The explication of the Nicene Creed by the World Council of Churches, Confessing the One Faith, observes that “from the beginning of his earthly mission, Jesus proclaimed the kingdom of his Father (Mark 1:15),” and so “his own kingdom can never be anything other than to prepare and bring about the kingdom of the Father.” Indeed, his kingdom is precisely “to persuade and lead everyone and everything into submission to the Father, just as the Son submits himself to the Father.” Consequently, because Christ’s kingdom is all about seeking the rule of the Father, his kingdom “will have no end” (Luke 1:33). The import of confessing the kingdom of Christ is that “it implies criticism of systems and ideologies” and the “unmasking of the false claims” of all the kingdoms of this world. The church bears witness to the true kingdom and provides the earthly kingdoms “with a perspective of their ultimate destiny and with a criterion of what will be expected of them by the coming Judge. World history should be moulded with that judgement in mind–that is, in the light of the kingdom of the Pantocrator [the Almighty], the Ruler of all creation.”

The church of Jesus Christ lives between the first and future comings of its Lord. This eschatological tension entails having to walk a fine line between being in the world, which involves a responsibility to be in solidarity with the world and its well-being, and not being of the world, which involves learning the skills of maintaining the integrity of the church’s distinctiveness as God’s messianic people.
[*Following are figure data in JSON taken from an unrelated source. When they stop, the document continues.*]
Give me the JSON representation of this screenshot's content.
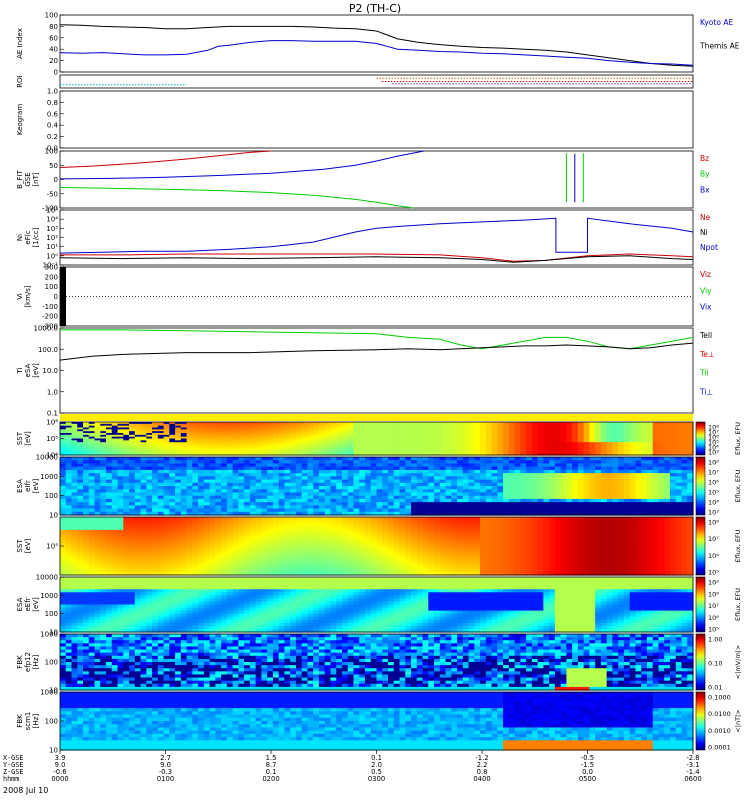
{
  "title": "P2 (TH-C)",
  "date_label": "2008 Jul 10",
  "colors": {
    "frame": "#000000",
    "blue": "#0000cc",
    "red": "#cc0000",
    "green": "#00cc00",
    "cyan": "#00aacc",
    "orange": "#cc6600",
    "purple": "#663399"
  },
  "chart_data": [
    {
      "id": "ae",
      "type": "line",
      "ylabel": [
        "AE Index"
      ],
      "yticks": [
        "100",
        "80",
        "60",
        "40",
        "20",
        "0"
      ],
      "ylim": [
        0,
        100
      ],
      "legend": [
        {
          "name": "Kyoto AE",
          "color": "blue"
        },
        {
          "name": "Themis AE",
          "color": "frame"
        }
      ],
      "series": [
        {
          "name": "Themis AE",
          "color": "frame",
          "x": [
            0,
            20,
            40,
            60,
            80,
            100,
            120,
            140,
            160,
            180,
            200,
            220,
            240,
            260,
            280,
            300,
            310,
            320,
            340,
            360,
            380,
            400,
            420,
            440,
            460,
            480,
            500,
            520,
            540,
            560,
            580,
            600
          ],
          "y": [
            83,
            82,
            80,
            79,
            78,
            76,
            76,
            78,
            80,
            80,
            80,
            80,
            79,
            77,
            76,
            72,
            65,
            58,
            52,
            48,
            45,
            43,
            42,
            40,
            38,
            35,
            30,
            25,
            20,
            15,
            12,
            10
          ]
        },
        {
          "name": "Kyoto AE",
          "color": "blue",
          "x": [
            0,
            20,
            40,
            60,
            80,
            100,
            120,
            140,
            150,
            160,
            180,
            200,
            220,
            240,
            260,
            280,
            300,
            310,
            320,
            340,
            360,
            380,
            400,
            420,
            440,
            460,
            480,
            500,
            520,
            540,
            560,
            580,
            600
          ],
          "y": [
            34,
            33,
            34,
            32,
            30,
            30,
            31,
            38,
            45,
            47,
            52,
            55,
            55,
            54,
            54,
            54,
            50,
            45,
            40,
            38,
            36,
            35,
            33,
            32,
            30,
            28,
            26,
            24,
            20,
            17,
            15,
            14,
            12
          ]
        }
      ]
    },
    {
      "id": "roi",
      "type": "line",
      "ylabel": [
        "ROI"
      ],
      "yticks": [],
      "series": [
        {
          "name": "",
          "color": "cyan",
          "x": [
            0,
            120
          ],
          "y": [
            1,
            1
          ]
        },
        {
          "name": "",
          "color": "orange",
          "x": [
            300,
            600
          ],
          "y": [
            3,
            3
          ]
        },
        {
          "name": "",
          "color": "red",
          "x": [
            305,
            600
          ],
          "y": [
            2,
            2
          ]
        },
        {
          "name": "",
          "color": "purple",
          "x": [
            315,
            600
          ],
          "y": [
            1.3,
            1.3
          ]
        }
      ]
    },
    {
      "id": "keogram",
      "type": "line",
      "ylabel": [
        "Keogram"
      ],
      "yticks": [
        "1.0",
        "0.8",
        "0.6",
        "0.4",
        "0.2",
        "0.0"
      ],
      "ylim": [
        0,
        1
      ],
      "series": []
    },
    {
      "id": "bfit",
      "type": "line",
      "ylabel": [
        "B_FIT",
        "GSE",
        "[nT]"
      ],
      "yticks": [
        "100",
        "50",
        "0",
        "-50",
        "-100"
      ],
      "ylim": [
        -100,
        100
      ],
      "legend": [
        {
          "name": "Bz",
          "color": "red"
        },
        {
          "name": "By",
          "color": "green"
        },
        {
          "name": "Bx",
          "color": "blue"
        }
      ],
      "series": [
        {
          "name": "Bz",
          "color": "red",
          "x": [
            0,
            30,
            60,
            90,
            120,
            150,
            180,
            200
          ],
          "y": [
            42,
            47,
            54,
            62,
            72,
            83,
            95,
            100
          ]
        },
        {
          "name": "By",
          "color": "green",
          "x": [
            0,
            40,
            80,
            120,
            160,
            200,
            240,
            280,
            300,
            320,
            335
          ],
          "y": [
            -28,
            -30,
            -33,
            -36,
            -40,
            -46,
            -55,
            -70,
            -80,
            -92,
            -100
          ]
        },
        {
          "name": "Bx",
          "color": "blue",
          "x": [
            0,
            50,
            100,
            150,
            200,
            250,
            280,
            300,
            320,
            345
          ],
          "y": [
            2,
            4,
            8,
            14,
            22,
            36,
            50,
            65,
            82,
            100
          ]
        },
        {
          "name": "",
          "color": "green",
          "x": [
            480,
            480
          ],
          "y": [
            -80,
            92
          ]
        },
        {
          "name": "",
          "color": "blue",
          "x": [
            488,
            488
          ],
          "y": [
            -80,
            90
          ]
        },
        {
          "name": "",
          "color": "green",
          "x": [
            496,
            496
          ],
          "y": [
            -80,
            92
          ]
        }
      ]
    },
    {
      "id": "ni",
      "type": "line",
      "scale": "log",
      "ylabel": [
        "Ni",
        "eFlc",
        "[1/cc]"
      ],
      "yticks": [
        "10⁵",
        "10⁴",
        "10³",
        "10²",
        "10¹",
        "10⁰",
        "10⁻¹"
      ],
      "ylim_exp": [
        -1,
        5
      ],
      "legend": [
        {
          "name": "Ne",
          "color": "red"
        },
        {
          "name": "Ni",
          "color": "frame"
        },
        {
          "name": "Npot",
          "color": "blue"
        }
      ],
      "series": [
        {
          "name": "Npot",
          "color": "blue",
          "x": [
            0,
            40,
            80,
            120,
            160,
            200,
            240,
            280,
            300,
            320,
            360,
            400,
            440,
            470,
            470,
            500,
            500,
            540,
            580,
            600
          ],
          "y": [
            0.3,
            0.4,
            0.5,
            0.5,
            0.7,
            1.0,
            1.5,
            2.6,
            3.0,
            3.2,
            3.5,
            3.7,
            3.9,
            4.1,
            0.4,
            0.4,
            4.1,
            3.5,
            3.0,
            2.6
          ]
        },
        {
          "name": "Ne",
          "color": "red",
          "x": [
            0,
            60,
            120,
            180,
            240,
            300,
            360,
            400,
            430,
            460,
            500,
            540,
            580,
            600
          ],
          "y": [
            0.1,
            0.1,
            0.2,
            0.2,
            0.2,
            0.2,
            0.1,
            -0.2,
            -0.6,
            -0.5,
            0.0,
            0.2,
            0.0,
            -0.1
          ]
        },
        {
          "name": "Ni",
          "color": "frame",
          "x": [
            0,
            60,
            120,
            180,
            240,
            300,
            360,
            400,
            430,
            460,
            500,
            540,
            580,
            600
          ],
          "y": [
            -0.2,
            -0.3,
            -0.2,
            -0.3,
            -0.2,
            -0.1,
            -0.2,
            -0.4,
            -0.7,
            -0.5,
            -0.1,
            0.0,
            -0.3,
            -0.4
          ]
        }
      ]
    },
    {
      "id": "vi",
      "type": "line",
      "ylabel": [
        "Vi",
        "[km/s]"
      ],
      "yticks": [
        "300",
        "200",
        "100",
        "0",
        "-100",
        "-200",
        "-300"
      ],
      "ylim": [
        -300,
        300
      ],
      "legend": [
        {
          "name": "Viz",
          "color": "red"
        },
        {
          "name": "Viy",
          "color": "green"
        },
        {
          "name": "Vix",
          "color": "blue"
        }
      ],
      "series": []
    },
    {
      "id": "ti",
      "type": "line",
      "scale": "log",
      "ylabel": [
        "Ti",
        "eSA",
        "[eV]"
      ],
      "yticks": [
        "1000.0",
        "100.0",
        "10.0",
        "1.0",
        "0.1"
      ],
      "ylim_exp": [
        -1,
        3.5
      ],
      "legend": [
        {
          "name": "Tell",
          "color": "frame"
        },
        {
          "name": "Te⊥",
          "color": "red"
        },
        {
          "name": "Til",
          "color": "green"
        },
        {
          "name": "Ti⊥",
          "color": "blue"
        }
      ],
      "series": [
        {
          "name": "Til",
          "color": "green",
          "x": [
            0,
            60,
            120,
            180,
            240,
            300,
            330,
            360,
            380,
            400,
            420,
            440,
            460,
            480,
            500,
            520,
            540,
            560,
            580,
            600
          ],
          "y": [
            3.4,
            3.4,
            3.35,
            3.3,
            3.25,
            3.2,
            3.0,
            2.9,
            2.6,
            2.4,
            2.6,
            2.8,
            3.0,
            3.0,
            2.8,
            2.5,
            2.4,
            2.6,
            2.8,
            3.0
          ]
        },
        {
          "name": "Tell",
          "color": "frame",
          "x": [
            0,
            30,
            60,
            120,
            180,
            240,
            300,
            330,
            360,
            380,
            400,
            420,
            440,
            460,
            480,
            500,
            520,
            540,
            560,
            580,
            600
          ],
          "y": [
            1.8,
            2.0,
            2.1,
            2.2,
            2.2,
            2.3,
            2.35,
            2.4,
            2.35,
            2.4,
            2.45,
            2.5,
            2.55,
            2.55,
            2.6,
            2.55,
            2.5,
            2.4,
            2.45,
            2.6,
            2.7
          ]
        }
      ]
    },
    {
      "id": "sst_i",
      "type": "heatmap",
      "ylabel": [
        "SST",
        "[eV]"
      ],
      "yticks": [
        "10⁶",
        "10⁵",
        "10⁴"
      ],
      "colorbar": {
        "label": "Eflux, EFU",
        "ticks": [
          "10⁸",
          "10⁷",
          "10⁶",
          "10⁵",
          "10⁴",
          "10³"
        ]
      }
    },
    {
      "id": "esa_i",
      "type": "heatmap",
      "ylabel": [
        "ESA",
        "eIfr",
        "[eV]"
      ],
      "yticks": [
        "10000",
        "1000",
        "100",
        "10"
      ],
      "colorbar": {
        "label": "Eflux, EFU",
        "ticks": [
          "10⁸",
          "10⁷",
          "10⁶",
          "10⁵",
          "10⁴",
          "10³"
        ]
      }
    },
    {
      "id": "sst_e",
      "type": "heatmap",
      "ylabel": [
        "SST",
        "[eV]"
      ],
      "yticks": [
        "10⁵"
      ],
      "colorbar": {
        "label": "Eflux, EFU",
        "ticks": [
          "10⁸",
          "10⁷",
          "10⁶",
          "10⁵"
        ]
      }
    },
    {
      "id": "esa_e",
      "type": "heatmap",
      "ylabel": [
        "ESA",
        "eEfr",
        "[eV]"
      ],
      "yticks": [
        "10000",
        "1000",
        "100",
        "10"
      ],
      "colorbar": {
        "label": "Eflux, EFU",
        "ticks": [
          "10⁹",
          "10⁸",
          "10⁷",
          "10⁶",
          "10⁵"
        ]
      }
    },
    {
      "id": "fbk_e",
      "type": "heatmap",
      "ylabel": [
        "FBK",
        "efp12",
        "[Hz]"
      ],
      "yticks": [
        "1000",
        "100",
        "10"
      ],
      "colorbar": {
        "label": "<|mV/m|>",
        "ticks": [
          "1.00",
          "0.10",
          "0.01"
        ]
      }
    },
    {
      "id": "fbk_b",
      "type": "heatmap",
      "ylabel": [
        "FBK",
        "scm1",
        "[Hz]"
      ],
      "yticks": [
        "1000",
        "100",
        "10"
      ],
      "colorbar": {
        "label": "<|nT|>",
        "ticks": [
          "0.1000",
          "0.0100",
          "0.0010",
          "0.0001"
        ]
      }
    }
  ],
  "xaxis": {
    "row_labels": [
      "X-GSE",
      "Y-GSE",
      "Z-GSE",
      "hhmm"
    ],
    "ticks": [
      {
        "x": 0,
        "vals": [
          "3.9",
          "9.0",
          "-0.6",
          "0000"
        ]
      },
      {
        "x": 100,
        "vals": [
          "2.7",
          "9.0",
          "-0.3",
          "0100"
        ]
      },
      {
        "x": 200,
        "vals": [
          "1.5",
          "8.7",
          "0.1",
          "0200"
        ]
      },
      {
        "x": 300,
        "vals": [
          "0.1",
          "2.0",
          "0.5",
          "0300"
        ]
      },
      {
        "x": 400,
        "vals": [
          "-1.2",
          "2.2",
          "0.8",
          "0400"
        ]
      },
      {
        "x": 500,
        "vals": [
          "-0.5",
          "-1.5",
          "0.0",
          "0500"
        ]
      },
      {
        "x": 600,
        "vals": [
          "-2.8",
          "-3.1",
          "-1.4",
          "0600"
        ]
      }
    ]
  }
}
Thus the church prays for the nation in which it exists and seeks to be a constructive contributor to society. At the same time, the church never endorses without reserve or even objection all of the values and ways of the state and society of which it is a part. This difficult, but never uninteresting, task of living as the church in the world will continue until the end of history because the church confesses of Jesus Christ:  and his kingdom will have no endhis kingdom, not any of the kingdoms, nations, tribes, or agendas of this world.